Indicative of a critical lens through which the veto is commonly refracted, analyses like these broadly speak to the degree to which Jackson’s rhetoric about the Bank wove anti-monopolistic concerns into the republican lexicon, presenting monopoly as antithetical to liberty and special interests as antithetical to equal rights. While Prof. John would go on to add additional layers to this reading, he first made sure to acknowledge the truth in it. Philosophically, a large motivation for the veto was Jackson’s steadfast belief that a monied aristocracy buoyed by federally-doled out privileges would destroy the morality and virtue of a happily governed republic.

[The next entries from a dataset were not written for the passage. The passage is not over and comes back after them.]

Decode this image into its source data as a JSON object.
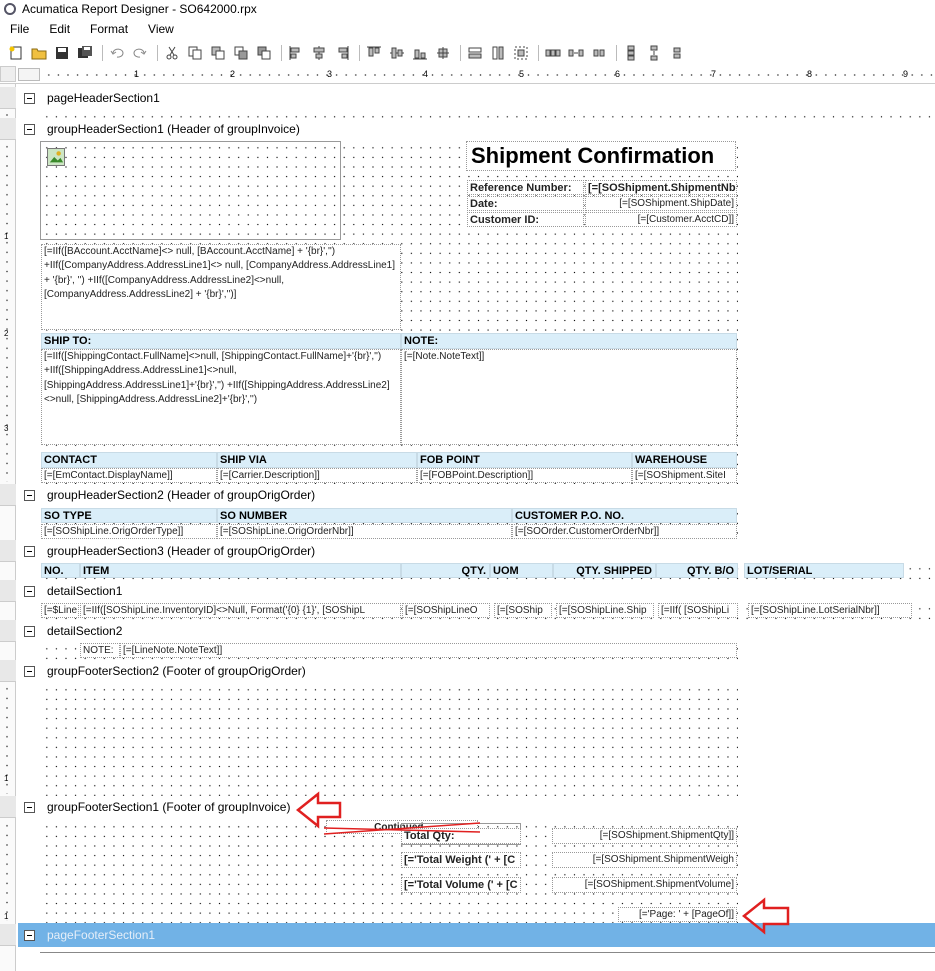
{
  "window": {
    "title": "Acumatica Report Designer - SO642000.rpx"
  },
  "menu": [
    "File",
    "Edit",
    "Format",
    "View"
  ],
  "ruler": {
    "marks": [
      "1",
      "2",
      "3",
      "4",
      "5",
      "6",
      "7",
      "8",
      "9"
    ]
  },
  "left_ruler": {
    "marks": [
      "1",
      "2",
      "3",
      "1",
      "1"
    ]
  },
  "sections": {
    "pageHeader": "pageHeaderSection1",
    "groupHeader1": "groupHeaderSection1 (Header of groupInvoice)",
    "groupHeader2": "groupHeaderSection2 (Header of groupOrigOrder)",
    "groupHeader3": "groupHeaderSection3 (Header of groupOrigOrder)",
    "detail1": "detailSection1",
    "detail2": "detailSection2",
    "groupFooter2": "groupFooterSection2 (Footer of groupOrigOrder)",
    "groupFooter1": "groupFooterSection1 (Footer of groupInvoice)",
    "pageFooter": "pageFooterSection1"
  },
  "header1": {
    "title": "Shipment Confirmation",
    "ref_label": "Reference Number:",
    "ref_value": "[=[SOShipment.ShipmentNbr",
    "date_label": "Date:",
    "date_value": "[=[SOShipment.ShipDate]",
    "cust_label": "Customer ID:",
    "cust_value": "[=[Customer.AcctCD]]",
    "company_address": "[=IIf([BAccount.AcctName]<> null, [BAccount.AcctName] + '{br}','') +IIf([CompanyAddress.AddressLine1]<> null, [CompanyAddress.AddressLine1] + '{br}', '') +IIf([CompanyAddress.AddressLine2]<>null, [CompanyAddress.AddressLine2] + '{br}','')]",
    "ship_to_label": "SHIP TO:",
    "note_label": "NOTE:",
    "ship_to_value": "[=IIf([ShippingContact.FullName]<>null, [ShippingContact.FullName]+'{br}','') +IIf([ShippingAddress.AddressLine1]<>null, [ShippingAddress.AddressLine1]+'{br}','') +IIf([ShippingAddress.AddressLine2]<>null, [ShippingAddress.AddressLine2]+'{br}','')",
    "note_value": "[=[Note.NoteText]]",
    "contact_label": "CONTACT",
    "shipvia_label": "SHIP VIA",
    "fob_label": "FOB POINT",
    "warehouse_label": "WAREHOUSE",
    "contact_value": "[=[EmContact.DisplayName]]",
    "shipvia_value": "[=[Carrier.Description]]",
    "fob_value": "[=[FOBPoint.Description]]",
    "warehouse_value": "[=[SOShipment.SiteI"
  },
  "header2": {
    "sotype_label": "SO TYPE",
    "sonumber_label": "SO NUMBER",
    "custpo_label": "CUSTOMER P.O. NO.",
    "sotype_value": "[=[SOShipLine.OrigOrderType]]",
    "sonumber_value": "[=[SOShipLine.OrigOrderNbr]]",
    "custpo_value": "[=[SOOrder.CustomerOrderNbr]]"
  },
  "header3": {
    "columns": [
      "NO.",
      "ITEM",
      "QTY.",
      "UOM",
      "QTY. SHIPPED",
      "QTY. B/O",
      "LOT/SERIAL"
    ]
  },
  "detail1": {
    "cells": [
      "[=$Line",
      "[=IIf([SOShipLine.InventoryID]<>Null, Format('{0} {1}', [SOShipL",
      "[=[SOShipLineO",
      "[=[SOShip",
      "[=[SOShipLine.Ship",
      "[=IIf( [SOShipLi",
      "[=[SOShipLine.LotSerialNbr]]"
    ]
  },
  "detail2": {
    "note_label": "NOTE:",
    "note_value": "[=[LineNote.NoteText]]"
  },
  "footer1": {
    "continued": "Continued...",
    "total_qty": "Total Qty:",
    "total_qty_value": "[=[SOShipment.ShipmentQty]]",
    "total_weight": "[='Total Weight (' + [C",
    "total_weight_value": "[=[SOShipment.ShipmentWeigh",
    "total_volume": "[='Total Volume (' + [C",
    "total_volume_value": "[=[SOShipment.ShipmentVolume]",
    "page": "[='Page: ' + [PageOf]]"
  },
  "colors": {
    "header_fill": "#daeef9",
    "selected_section": "#71b2e6",
    "annotation_arrow": "#e02020"
  }
}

However, as Prof. John focused on for much of the remainder of his talk, the going interpretation of the veto as protecting the welfare of the many against the predatory capitalistic interests of the few tends to suffocate other interesting aspects of Jackson’s decision. And perhaps other interesting influences over how the decision was presented to the public might initially be more apt. Prof. John first pointed out how, particularly in the first draft of the veto address as well as in a circular published after (and in support of) the final, official draft, the heavy, xenophobic fingerprints of Postmaster General Amos Kendall are unmistakable. In each piece, Kendall both names and maligns the British aristocrats who benefited from being bank stockholders, and he doubles down on this anti-foreign animus in the circular by celebrating Jackson for saving the nation from British military conquest in 1812 and from monetary conquest 20 years later.

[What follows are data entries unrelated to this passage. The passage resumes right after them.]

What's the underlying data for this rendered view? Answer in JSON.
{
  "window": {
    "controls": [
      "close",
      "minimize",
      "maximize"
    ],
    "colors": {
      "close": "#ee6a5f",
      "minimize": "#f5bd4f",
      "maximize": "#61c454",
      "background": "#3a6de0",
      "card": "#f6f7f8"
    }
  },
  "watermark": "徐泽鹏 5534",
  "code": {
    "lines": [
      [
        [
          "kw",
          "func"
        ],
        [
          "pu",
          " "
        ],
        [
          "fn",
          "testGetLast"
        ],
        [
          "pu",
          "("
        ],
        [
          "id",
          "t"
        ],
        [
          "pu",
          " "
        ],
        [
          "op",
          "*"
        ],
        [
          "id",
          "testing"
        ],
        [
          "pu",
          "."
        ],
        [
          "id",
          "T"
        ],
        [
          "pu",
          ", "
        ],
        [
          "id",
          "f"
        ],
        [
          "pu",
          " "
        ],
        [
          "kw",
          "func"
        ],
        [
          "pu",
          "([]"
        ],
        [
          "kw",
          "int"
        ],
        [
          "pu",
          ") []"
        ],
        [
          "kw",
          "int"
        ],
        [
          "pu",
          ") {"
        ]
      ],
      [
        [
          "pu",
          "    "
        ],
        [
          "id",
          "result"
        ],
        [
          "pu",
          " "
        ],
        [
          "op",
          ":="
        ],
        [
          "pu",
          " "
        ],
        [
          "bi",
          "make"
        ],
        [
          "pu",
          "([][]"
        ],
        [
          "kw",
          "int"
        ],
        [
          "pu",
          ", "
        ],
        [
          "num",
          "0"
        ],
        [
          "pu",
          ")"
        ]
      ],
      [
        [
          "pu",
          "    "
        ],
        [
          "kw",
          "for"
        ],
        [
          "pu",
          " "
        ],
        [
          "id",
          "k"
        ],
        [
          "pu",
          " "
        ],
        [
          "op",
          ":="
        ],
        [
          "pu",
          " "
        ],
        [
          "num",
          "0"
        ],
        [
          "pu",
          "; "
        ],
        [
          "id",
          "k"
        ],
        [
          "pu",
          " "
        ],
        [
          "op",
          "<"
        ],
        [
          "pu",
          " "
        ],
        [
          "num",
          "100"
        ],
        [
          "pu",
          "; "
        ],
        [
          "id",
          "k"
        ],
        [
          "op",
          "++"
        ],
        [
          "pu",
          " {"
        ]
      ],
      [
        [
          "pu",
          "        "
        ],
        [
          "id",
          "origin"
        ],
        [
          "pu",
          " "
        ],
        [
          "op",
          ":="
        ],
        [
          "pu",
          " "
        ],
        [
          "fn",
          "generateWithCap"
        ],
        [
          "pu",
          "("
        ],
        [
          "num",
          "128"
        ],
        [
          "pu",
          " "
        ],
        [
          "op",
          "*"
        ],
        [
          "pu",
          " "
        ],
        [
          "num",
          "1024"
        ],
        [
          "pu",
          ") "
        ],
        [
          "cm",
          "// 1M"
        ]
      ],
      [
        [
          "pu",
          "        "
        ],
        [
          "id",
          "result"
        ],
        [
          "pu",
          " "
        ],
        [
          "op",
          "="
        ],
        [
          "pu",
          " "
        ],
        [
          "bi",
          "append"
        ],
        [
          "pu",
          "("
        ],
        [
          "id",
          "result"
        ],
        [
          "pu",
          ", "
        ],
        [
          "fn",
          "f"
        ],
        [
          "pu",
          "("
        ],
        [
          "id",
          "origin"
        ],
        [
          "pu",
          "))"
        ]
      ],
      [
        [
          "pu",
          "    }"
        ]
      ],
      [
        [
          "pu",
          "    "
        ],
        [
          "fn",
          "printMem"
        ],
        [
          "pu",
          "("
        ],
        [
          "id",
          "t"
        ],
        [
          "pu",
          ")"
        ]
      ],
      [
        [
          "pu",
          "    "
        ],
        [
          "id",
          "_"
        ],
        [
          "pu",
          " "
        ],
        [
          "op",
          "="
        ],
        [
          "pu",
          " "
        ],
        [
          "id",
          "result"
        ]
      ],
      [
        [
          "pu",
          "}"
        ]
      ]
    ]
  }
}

In addition to ignoring the way in which Anglophobia factored into the rhetoric of the veto—and it should be noted that said Anglophobia was not unique to Kendall but was prevalent during the era; “catnip,” Prof. John deemed it—the reading we’ve fallen back on likewise pushes the influential institutional realism of figures like Roger Taney to the margins. For Taney, the problem was not so much that the state controlled the bank but that it should have been able to exert even more control over it, a form of administered centralization that was not the antithesis of anti-monopolism but rather its consummation. Moreover, Prof. John argued in drawing his talk to a close that the form of administered centralization that Taney promoted was likewise consistent with Jackson’s belief that the optimal outcome when it came to the Bank was more government control, not less—and specifically, his belief that we might curb the danger of letting loose a speculative entrepreneurial maelstrom by consolidating more authority in the executive branch.

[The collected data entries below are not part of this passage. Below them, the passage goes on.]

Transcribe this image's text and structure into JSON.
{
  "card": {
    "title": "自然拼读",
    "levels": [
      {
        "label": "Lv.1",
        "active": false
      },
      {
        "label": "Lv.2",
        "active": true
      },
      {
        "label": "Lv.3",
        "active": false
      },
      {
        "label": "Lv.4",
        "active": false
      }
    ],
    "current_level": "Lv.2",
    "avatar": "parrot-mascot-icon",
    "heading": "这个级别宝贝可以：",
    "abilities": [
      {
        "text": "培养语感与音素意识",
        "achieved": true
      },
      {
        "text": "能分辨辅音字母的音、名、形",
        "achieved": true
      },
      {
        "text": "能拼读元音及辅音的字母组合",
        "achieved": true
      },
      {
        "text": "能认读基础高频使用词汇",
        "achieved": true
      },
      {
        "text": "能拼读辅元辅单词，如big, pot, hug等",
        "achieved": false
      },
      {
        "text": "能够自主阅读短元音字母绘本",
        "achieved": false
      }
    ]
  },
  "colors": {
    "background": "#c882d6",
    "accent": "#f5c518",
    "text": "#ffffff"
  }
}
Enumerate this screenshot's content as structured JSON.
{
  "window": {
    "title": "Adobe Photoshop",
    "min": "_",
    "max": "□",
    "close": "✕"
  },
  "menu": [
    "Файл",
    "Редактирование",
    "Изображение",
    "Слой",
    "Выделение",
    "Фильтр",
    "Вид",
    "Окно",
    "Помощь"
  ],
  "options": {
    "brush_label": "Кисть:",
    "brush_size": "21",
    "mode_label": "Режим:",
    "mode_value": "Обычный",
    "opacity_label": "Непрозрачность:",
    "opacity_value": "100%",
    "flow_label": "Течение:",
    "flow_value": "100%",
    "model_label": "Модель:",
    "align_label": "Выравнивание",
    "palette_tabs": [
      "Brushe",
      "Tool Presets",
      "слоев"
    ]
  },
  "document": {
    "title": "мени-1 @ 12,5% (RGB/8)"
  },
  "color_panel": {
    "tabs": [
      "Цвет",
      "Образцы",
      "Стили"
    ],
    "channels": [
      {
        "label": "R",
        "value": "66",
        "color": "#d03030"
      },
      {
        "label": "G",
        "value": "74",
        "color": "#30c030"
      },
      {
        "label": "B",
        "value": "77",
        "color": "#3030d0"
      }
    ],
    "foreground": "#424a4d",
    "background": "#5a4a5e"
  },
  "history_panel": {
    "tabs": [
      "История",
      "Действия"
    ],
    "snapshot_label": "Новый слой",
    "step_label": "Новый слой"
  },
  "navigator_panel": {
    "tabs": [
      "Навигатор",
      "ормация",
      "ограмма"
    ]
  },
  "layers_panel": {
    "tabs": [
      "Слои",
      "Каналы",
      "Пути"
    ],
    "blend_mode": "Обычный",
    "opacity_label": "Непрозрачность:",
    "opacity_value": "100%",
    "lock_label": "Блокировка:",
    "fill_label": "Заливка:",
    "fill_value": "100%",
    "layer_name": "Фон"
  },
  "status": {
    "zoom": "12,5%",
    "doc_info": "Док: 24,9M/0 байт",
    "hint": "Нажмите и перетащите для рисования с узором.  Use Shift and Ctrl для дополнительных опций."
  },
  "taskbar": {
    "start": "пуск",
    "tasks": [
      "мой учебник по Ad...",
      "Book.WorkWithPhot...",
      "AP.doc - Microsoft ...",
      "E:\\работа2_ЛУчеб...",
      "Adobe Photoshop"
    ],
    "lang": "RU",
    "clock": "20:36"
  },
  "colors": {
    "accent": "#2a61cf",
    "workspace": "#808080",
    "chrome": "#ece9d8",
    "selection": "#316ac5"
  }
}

Richard R. John is a professor of history and communications at Columbia University, where he teaches courses in the history of communications, networks, and the history of capitalism. His publications include Network Nation: Inventing American Telecommunications (2010) and Spreading the News: The American Postal System from Franklin to Morse (1995). Network Nation received the Ralph E. Gomory Prize for the best historical monograph on business and society. He has been a fellow at the Smithsonian’s Woodrow Wilson Center, a visiting professor at the École des Hautes Études en Sciences Sociales (EHESS) in Paris, and the president of the Business History Conference.